The Gender column in our data set contains four unique values:

- "" (an empty string)
- "Male"
- "Female"
- "male"

Inconsistency in data

- We could use str.replace() to replace m with M, but then we'd end up with instances of FeMale.
- We could use str.replace() to replace male with Male.
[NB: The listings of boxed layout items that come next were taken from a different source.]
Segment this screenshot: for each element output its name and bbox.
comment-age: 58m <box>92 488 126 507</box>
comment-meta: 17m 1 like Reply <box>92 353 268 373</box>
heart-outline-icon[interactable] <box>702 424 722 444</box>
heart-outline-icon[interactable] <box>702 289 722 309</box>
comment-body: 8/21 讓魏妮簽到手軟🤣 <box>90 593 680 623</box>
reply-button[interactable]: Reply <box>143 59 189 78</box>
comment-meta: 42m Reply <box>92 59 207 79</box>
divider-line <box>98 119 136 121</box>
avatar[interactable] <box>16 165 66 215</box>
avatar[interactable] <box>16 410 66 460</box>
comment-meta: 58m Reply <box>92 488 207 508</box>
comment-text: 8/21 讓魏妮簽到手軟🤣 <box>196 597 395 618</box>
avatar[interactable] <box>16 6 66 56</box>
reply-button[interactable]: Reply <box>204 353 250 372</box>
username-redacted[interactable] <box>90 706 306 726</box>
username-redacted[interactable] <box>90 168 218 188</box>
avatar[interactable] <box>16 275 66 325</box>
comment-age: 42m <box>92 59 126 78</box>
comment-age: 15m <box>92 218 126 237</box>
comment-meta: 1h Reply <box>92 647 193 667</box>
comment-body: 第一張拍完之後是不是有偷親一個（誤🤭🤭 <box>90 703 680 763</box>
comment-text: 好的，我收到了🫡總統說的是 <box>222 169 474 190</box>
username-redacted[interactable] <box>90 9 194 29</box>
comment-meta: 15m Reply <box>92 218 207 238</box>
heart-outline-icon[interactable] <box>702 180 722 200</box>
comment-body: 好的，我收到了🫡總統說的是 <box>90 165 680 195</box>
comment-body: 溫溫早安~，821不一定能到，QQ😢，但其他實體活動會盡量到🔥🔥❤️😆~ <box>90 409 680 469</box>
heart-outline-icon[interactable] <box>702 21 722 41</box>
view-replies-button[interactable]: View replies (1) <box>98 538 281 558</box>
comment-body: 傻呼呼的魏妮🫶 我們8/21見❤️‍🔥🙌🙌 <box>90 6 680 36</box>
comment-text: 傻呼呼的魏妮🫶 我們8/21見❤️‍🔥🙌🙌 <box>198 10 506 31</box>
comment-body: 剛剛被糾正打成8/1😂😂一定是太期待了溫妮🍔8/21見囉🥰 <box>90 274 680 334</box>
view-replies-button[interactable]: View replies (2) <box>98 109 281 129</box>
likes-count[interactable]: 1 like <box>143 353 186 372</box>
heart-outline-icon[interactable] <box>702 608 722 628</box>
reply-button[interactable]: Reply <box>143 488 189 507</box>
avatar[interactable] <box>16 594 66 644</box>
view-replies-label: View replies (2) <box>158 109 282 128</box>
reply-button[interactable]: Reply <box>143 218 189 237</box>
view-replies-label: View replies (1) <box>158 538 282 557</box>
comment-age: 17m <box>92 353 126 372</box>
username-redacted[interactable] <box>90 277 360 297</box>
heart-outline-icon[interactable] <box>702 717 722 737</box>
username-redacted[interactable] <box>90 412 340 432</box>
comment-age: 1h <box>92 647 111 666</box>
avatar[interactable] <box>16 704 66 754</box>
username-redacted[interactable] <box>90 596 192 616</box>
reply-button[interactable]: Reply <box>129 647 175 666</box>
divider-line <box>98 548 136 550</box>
This would also give us instances of FeMale.

Even if the word "male" wasn't contained in the word "female," both of these techniques wouldn't be good options if we had a column with many different values.

The str.title() method returns a copy of the string with the first letter of each word transformed to uppercase (also known as title case).

In [19]:
for row in moma:
    gender=row[5]
    gender=gender.title()
    if not gender:
        gender="Gender Unknown/Other"
    row[5]=gender
    
    nationality=row[2]
    nationality=nationality.title()
    if not nationality:
        nationality="Nationality Unknown"
        
    row[2]=nationality

In [20]:
moma[1]

['Duplicate of plate from folio 11 verso (supplementary suite, plate 4) from ARDICIA',
 'Pablo Palazuelo',
 'Spanish',
 '(1916)',
 '(2007)',
 'Male',
 '1978',
 'Prints & Illustrated Books']

### str2num

- Takes a single argument
- Uses str.replace() to remove the "(" character
- Uses str.replace() to remove the ")" character
- Uses the int() function to convert the string to an integer

In [21]:
def clean_and_convert(date):
    # check that we don't have an empty string
    if date != "":

        date = date.replace("(", "")
        date = date.replace(")", "")
        date = int(date)
    return date


In [22]:

for row in moma:
    BeginDate=row[3]
    EndDate=row[4]
    BeginDate=clean_and_convert(BeginDate)
    EndDate=clean_and_convert(EndDate)
    
    row[3]=BeginDate
    row[4]=EndDate


In [23]:
moma[1]

['Duplicate of plate from folio 11 verso (supplementary suite, plate 4) from ARDICIA',
 'Pablo Palazuelo',
 'Spanish',
 1916,
 2007,
 'Male',
 '1978',
 'Prints & Illustrated Books']

### Re package

#### Find and match

- re.findall() matches **all instances** of a pattern in a string and returns them in **a list**,
- re.search() matches the **first instance** of a pattern in a string, and returns it as a re **match object.**
  - group() converts the match object into a string.